According to some scientists, smoking marijuana may be a very risky thing to do when it comes to hypertension, in other words our blood pressure. What’s even more alarming is that with each year of use, the risk gets worse.

The study, which was researched at the school of public health at Georgia State University and published in the European Journal of Preventive Cardiology, studied 1,200 people.

“Support for liberal marijuana use is partly due to claims that it is beneficial and possibly not harmful to health,” said Barbara Yankey, who co-led the research.
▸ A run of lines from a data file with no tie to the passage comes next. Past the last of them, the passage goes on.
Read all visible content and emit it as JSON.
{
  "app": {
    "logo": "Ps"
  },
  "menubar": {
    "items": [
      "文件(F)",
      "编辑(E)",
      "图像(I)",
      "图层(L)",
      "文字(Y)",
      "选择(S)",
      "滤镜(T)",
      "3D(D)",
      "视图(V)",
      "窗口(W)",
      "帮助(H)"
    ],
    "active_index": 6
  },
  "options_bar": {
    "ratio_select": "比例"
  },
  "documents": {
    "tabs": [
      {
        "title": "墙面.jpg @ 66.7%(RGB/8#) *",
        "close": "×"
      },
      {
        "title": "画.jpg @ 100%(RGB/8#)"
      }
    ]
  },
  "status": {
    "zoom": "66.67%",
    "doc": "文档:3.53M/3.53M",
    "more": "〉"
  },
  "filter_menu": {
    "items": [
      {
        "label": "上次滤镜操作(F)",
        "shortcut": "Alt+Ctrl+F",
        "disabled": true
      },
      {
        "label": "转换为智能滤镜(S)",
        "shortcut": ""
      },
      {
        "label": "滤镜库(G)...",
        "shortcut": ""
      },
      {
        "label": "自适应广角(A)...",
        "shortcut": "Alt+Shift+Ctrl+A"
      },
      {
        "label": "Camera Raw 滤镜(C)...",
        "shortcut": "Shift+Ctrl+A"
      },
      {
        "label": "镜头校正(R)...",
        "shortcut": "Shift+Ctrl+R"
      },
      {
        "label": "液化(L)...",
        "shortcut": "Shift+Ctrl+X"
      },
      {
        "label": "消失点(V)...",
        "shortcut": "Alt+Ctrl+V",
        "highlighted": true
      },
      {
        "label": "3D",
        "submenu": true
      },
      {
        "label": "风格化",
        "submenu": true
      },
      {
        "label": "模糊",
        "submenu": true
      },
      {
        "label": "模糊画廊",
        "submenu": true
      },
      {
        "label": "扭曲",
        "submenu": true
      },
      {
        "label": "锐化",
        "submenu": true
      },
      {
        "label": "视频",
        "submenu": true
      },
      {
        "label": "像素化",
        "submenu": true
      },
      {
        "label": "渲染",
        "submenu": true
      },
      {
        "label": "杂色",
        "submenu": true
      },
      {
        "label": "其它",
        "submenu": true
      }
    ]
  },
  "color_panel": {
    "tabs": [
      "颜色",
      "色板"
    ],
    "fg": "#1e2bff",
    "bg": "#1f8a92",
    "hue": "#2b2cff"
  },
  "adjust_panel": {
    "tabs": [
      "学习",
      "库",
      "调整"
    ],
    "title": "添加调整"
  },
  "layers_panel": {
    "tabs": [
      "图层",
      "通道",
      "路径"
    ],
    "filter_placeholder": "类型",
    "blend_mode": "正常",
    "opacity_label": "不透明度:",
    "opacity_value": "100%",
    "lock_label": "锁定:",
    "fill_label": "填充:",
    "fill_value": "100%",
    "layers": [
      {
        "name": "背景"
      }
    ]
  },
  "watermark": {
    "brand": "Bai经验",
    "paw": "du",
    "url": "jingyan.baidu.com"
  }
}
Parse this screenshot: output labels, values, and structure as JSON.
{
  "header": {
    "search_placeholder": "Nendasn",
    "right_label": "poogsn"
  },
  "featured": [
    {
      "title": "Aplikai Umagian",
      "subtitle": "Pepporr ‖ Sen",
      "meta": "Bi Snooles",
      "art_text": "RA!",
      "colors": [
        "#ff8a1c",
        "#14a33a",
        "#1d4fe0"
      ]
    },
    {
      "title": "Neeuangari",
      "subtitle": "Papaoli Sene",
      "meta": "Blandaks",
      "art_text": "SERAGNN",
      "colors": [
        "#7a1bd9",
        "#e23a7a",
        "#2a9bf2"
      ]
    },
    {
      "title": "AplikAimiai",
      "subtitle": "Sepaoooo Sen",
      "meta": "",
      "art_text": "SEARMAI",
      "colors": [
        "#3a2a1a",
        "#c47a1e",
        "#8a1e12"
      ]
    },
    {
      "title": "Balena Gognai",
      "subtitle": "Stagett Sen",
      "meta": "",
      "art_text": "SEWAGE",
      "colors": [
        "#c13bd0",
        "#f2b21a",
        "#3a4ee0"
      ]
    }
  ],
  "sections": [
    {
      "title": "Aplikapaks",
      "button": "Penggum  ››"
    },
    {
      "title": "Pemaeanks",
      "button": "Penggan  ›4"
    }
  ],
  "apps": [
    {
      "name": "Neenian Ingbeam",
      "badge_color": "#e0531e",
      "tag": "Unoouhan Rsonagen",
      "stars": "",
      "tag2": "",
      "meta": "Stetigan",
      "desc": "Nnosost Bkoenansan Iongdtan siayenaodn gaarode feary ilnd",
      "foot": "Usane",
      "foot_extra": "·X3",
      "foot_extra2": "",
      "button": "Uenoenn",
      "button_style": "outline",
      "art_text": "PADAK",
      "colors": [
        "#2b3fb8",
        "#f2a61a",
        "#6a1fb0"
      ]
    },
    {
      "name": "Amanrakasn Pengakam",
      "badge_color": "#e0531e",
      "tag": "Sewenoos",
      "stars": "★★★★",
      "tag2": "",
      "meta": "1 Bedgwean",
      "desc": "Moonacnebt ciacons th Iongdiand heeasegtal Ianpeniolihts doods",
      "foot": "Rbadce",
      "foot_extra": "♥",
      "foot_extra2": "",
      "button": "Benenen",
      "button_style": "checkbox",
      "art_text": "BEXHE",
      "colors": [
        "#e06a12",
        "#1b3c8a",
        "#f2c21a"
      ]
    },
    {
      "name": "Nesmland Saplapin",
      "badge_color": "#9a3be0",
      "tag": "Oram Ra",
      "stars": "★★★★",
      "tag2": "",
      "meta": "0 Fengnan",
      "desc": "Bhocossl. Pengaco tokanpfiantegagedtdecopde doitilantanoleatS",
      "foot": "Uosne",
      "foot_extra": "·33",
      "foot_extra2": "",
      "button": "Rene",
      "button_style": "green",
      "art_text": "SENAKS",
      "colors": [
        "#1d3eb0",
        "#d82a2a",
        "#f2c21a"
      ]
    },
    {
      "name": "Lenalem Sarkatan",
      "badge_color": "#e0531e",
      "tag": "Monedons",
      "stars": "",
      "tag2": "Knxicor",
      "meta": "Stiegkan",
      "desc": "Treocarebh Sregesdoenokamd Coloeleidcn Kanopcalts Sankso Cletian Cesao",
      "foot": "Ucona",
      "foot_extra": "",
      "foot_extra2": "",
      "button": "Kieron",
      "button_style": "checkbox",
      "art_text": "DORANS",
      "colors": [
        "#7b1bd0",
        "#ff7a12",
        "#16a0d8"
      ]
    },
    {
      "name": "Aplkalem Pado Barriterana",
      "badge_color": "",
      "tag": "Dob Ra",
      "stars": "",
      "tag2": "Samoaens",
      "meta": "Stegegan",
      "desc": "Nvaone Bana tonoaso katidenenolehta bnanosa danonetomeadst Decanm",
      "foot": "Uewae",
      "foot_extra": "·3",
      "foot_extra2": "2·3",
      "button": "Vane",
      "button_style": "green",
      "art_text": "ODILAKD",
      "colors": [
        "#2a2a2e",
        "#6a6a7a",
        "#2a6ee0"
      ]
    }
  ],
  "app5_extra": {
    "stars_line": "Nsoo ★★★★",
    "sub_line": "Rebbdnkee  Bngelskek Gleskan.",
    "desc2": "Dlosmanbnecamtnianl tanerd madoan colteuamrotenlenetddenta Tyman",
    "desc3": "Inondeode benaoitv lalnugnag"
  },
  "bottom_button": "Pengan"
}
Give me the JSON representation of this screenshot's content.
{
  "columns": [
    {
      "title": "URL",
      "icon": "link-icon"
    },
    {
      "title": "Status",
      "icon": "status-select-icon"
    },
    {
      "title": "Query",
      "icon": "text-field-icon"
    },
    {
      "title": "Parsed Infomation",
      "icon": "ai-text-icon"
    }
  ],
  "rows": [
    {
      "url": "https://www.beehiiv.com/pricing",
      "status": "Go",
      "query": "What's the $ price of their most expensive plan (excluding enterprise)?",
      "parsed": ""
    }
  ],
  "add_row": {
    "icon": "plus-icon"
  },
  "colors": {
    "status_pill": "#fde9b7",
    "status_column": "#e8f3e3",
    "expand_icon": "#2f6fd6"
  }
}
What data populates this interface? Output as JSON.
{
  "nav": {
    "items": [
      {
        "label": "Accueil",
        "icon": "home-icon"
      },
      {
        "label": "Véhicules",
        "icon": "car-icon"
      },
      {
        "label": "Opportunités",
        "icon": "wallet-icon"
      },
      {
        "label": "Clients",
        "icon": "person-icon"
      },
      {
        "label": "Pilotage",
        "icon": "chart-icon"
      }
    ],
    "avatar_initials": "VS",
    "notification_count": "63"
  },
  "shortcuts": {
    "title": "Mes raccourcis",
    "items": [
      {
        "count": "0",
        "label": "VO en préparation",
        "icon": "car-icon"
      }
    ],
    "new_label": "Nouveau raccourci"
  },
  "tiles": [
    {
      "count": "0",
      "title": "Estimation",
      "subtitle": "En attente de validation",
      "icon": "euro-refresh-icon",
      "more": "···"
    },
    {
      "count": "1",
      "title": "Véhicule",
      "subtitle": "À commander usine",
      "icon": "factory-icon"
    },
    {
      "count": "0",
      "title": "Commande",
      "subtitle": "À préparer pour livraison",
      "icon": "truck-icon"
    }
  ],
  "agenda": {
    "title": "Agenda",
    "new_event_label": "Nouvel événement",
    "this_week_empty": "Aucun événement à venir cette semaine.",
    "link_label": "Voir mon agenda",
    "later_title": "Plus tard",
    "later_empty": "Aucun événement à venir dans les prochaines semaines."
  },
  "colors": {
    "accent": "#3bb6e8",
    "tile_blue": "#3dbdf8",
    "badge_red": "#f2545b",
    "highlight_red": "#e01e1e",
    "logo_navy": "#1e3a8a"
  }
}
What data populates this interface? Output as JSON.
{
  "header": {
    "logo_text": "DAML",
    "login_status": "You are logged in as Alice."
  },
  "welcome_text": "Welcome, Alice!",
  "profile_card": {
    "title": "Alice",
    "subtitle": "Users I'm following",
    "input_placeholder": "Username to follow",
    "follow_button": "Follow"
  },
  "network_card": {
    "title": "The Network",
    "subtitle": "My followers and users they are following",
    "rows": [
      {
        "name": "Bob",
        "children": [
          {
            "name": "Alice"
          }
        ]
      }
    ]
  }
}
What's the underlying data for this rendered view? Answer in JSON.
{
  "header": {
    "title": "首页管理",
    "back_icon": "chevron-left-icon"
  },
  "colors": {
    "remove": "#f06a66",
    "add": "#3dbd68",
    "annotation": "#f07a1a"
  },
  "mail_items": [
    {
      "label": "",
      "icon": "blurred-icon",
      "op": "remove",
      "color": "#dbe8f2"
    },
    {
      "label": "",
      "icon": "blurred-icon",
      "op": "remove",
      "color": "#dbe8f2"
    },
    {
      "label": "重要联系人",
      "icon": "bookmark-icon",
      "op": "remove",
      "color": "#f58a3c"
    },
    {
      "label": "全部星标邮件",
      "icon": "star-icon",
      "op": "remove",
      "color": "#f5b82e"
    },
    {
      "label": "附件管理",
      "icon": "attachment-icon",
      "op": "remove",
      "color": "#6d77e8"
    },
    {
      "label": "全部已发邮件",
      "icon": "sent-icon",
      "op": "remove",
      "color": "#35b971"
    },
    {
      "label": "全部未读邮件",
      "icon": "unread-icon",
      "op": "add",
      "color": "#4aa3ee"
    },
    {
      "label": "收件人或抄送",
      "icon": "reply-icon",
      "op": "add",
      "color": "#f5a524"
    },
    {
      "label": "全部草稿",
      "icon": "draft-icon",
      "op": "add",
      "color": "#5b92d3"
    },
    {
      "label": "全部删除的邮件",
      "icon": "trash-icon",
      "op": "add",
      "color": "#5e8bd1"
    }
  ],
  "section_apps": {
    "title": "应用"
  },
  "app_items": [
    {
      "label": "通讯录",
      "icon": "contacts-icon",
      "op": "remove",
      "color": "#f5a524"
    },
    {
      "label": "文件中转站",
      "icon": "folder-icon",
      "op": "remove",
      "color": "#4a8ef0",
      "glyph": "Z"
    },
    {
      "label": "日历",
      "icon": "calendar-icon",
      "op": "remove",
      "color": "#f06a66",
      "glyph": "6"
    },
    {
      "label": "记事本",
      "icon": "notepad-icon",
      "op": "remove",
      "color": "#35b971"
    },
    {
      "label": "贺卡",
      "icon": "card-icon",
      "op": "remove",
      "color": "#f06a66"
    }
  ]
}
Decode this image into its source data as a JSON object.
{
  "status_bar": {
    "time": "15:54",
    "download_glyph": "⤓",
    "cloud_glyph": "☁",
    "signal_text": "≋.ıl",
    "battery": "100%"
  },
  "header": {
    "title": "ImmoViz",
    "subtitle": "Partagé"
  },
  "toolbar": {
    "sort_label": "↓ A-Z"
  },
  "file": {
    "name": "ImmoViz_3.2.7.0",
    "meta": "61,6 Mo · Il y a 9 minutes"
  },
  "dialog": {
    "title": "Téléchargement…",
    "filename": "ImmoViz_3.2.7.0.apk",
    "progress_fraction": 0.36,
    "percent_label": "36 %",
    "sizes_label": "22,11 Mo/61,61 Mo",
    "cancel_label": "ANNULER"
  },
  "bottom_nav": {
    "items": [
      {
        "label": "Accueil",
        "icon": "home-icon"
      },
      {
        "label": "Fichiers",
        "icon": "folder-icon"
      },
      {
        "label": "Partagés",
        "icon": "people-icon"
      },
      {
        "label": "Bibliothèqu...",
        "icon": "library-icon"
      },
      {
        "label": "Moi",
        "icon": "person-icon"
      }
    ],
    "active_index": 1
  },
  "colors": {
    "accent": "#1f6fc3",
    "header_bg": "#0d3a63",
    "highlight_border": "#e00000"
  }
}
“It is important to establish whether any health benefits outweigh the potential health, social and economic risks. If marijuana use is implicated in cardiovascular diseases and deaths, then it rests on the health community and policy makers to protect the public.”

The study was a retrospective study that followed up on 1,213 people aged 20 or older who were involved in an ongoing National Health and Nutrition Examination Survey. It was in the years 2005-2006 that the survey asked if they had ever use marijuana.

The newer study used this information and merged it with the mortality data in 2011 from the U.S. National Center for Health Statistics. It adjusted for factors that include tobacco smoking as well as for variables such as age, sex, and ethnicity.

According to the results, users had a 3.42 times higher risk of death from hypertension compare to non-users. There was also a 1.04 greater risk with each year of use.

“Marijuana stimulates the sympathetic nervous system, leading to increases in heart rate, blood pressure and oxygen demand,” said Yankey.